C’est un de ces soirs éclatants de neige fraîche où l’on ronchonne, pourtant, à cause du froid, des rues encombrées et des espaces de stationnement presque inexistants… Une fois à l’intérieur du restaurant, je grelotte encore un peu. Par sympathie pour tous les homéopathes du globe, je commande une Boris bien froide. Mon amie se fait servir un verre de vin rouge maison (Bottero) et nous nous offrons à mi-voix une lecture de la carte – en l’occurrence le tableau noir qu’on a déjà placé près de nous. La bavette à l’échalote, la trempette française, la pizza à la niçoise et le duo de la mer à l’aneth font partie des classiques de la maison. Salade romaine aux crevettes, boudin aux pommes et calvados, confit de canard et ravioli arrabbiata sont du nombre des nouveaux venus, des intérimaires et des récurrents. Reste l’autre carte, ce napperon plastifié proposant foie de veau de lait, pâté au poulet, bavette de veau et autres – sans parler des grillades que je crois avoir déjà toutes "essayées", notamment la côtelette d’agneau et le mignon de porc farci aux champignons. Mon amie se balade du "Côté jardin" (salades et toutim), tandis que je m’attarde à la rubrique "Délit du mois" qui m’apparaît plus "soutenante" avec son couscous Royal, son osso buco et sa paëlla de Valence… Mais nos choix, finalement, se portent ailleurs.

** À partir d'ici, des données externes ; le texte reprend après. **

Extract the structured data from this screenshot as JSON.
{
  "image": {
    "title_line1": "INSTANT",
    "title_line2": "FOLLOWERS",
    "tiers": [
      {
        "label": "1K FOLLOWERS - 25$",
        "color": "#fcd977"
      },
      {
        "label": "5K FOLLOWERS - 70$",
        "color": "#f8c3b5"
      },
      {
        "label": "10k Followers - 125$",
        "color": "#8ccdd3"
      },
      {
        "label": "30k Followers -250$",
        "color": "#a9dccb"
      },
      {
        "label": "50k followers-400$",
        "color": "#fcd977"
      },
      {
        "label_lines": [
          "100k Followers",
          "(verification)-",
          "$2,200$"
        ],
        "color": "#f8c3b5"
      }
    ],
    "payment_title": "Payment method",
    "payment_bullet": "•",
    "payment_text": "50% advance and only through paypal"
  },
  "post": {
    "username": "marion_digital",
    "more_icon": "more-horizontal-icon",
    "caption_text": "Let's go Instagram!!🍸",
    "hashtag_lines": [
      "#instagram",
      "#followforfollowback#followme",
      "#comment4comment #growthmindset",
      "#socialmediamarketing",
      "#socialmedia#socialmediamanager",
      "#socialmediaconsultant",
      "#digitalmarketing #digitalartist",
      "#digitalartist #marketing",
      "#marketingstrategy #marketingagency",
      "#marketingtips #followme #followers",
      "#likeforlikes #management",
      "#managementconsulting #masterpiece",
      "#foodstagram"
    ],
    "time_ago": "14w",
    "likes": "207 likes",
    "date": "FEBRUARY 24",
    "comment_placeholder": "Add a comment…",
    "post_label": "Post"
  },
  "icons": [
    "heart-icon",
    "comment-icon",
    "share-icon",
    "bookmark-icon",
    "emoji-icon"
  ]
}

Le temps de commenter les trois sapins nains dressés sur le rebord de la fenêtre encadrée de petites ampoules colorées, de sourire au père Noël chargé d’un sac de cannes-bonbons, nos premiers plats s’amènent. Pour un peu, il serait trop salé, ce potage Crécy; il n’en demeure pas moins savoureux. Après une ou deux bouchées, mon amie y promène un peu sa cuiller pour délayer la petite "décoration" (crème sure et fines herbes) qui flotte au milieu de l’assiette. Et elle accepte sans hésiter le supplément de poivre que lui propose la serveuse. J’ai plutôt opté pour le saumon fumé – fines tranches ni trop fumées ni trop salées, posées sur une salade semée d’herbes et bien huilée. Une moitié de tomate cerise occupe chaque coin de l’assiette. Celle-ci vidée, je n’ai plus qu’à attendre mon rosbif au jus, les yeux allant d’une table à l’autre, mais sans réelle curiosité pour ce que mangent les autres clients. J’anticipe plutôt… et suis bientôt servi. Les légumes grillés abondent: courgettes, champignons, carottes et poivrons sont les premiers qui me tombent sous la fourchette. Je m’attaque ensuite aux frites maison, croustillantes et dorées, puis reviens aux légumes. Bien sûr que je tourne autour de la viande et me fais languir. Et, soudain, c’est l’estocade. Je salive avant même que la première bouchée franchisse mes lèvres. Mes papilles applaudissent à tout rompre et le jus de la viande se rue partout. La saveur est franche, soutenue, durable, et les dents n’ont pas vraiment à se forcer. Mais non, je ne gémis pas. Tout de même!… J’ai tendance à oublier la sauce qui m’est servie à part (à ma demande), car j’ai fort à faire. J’avais donc faim à ce point-là?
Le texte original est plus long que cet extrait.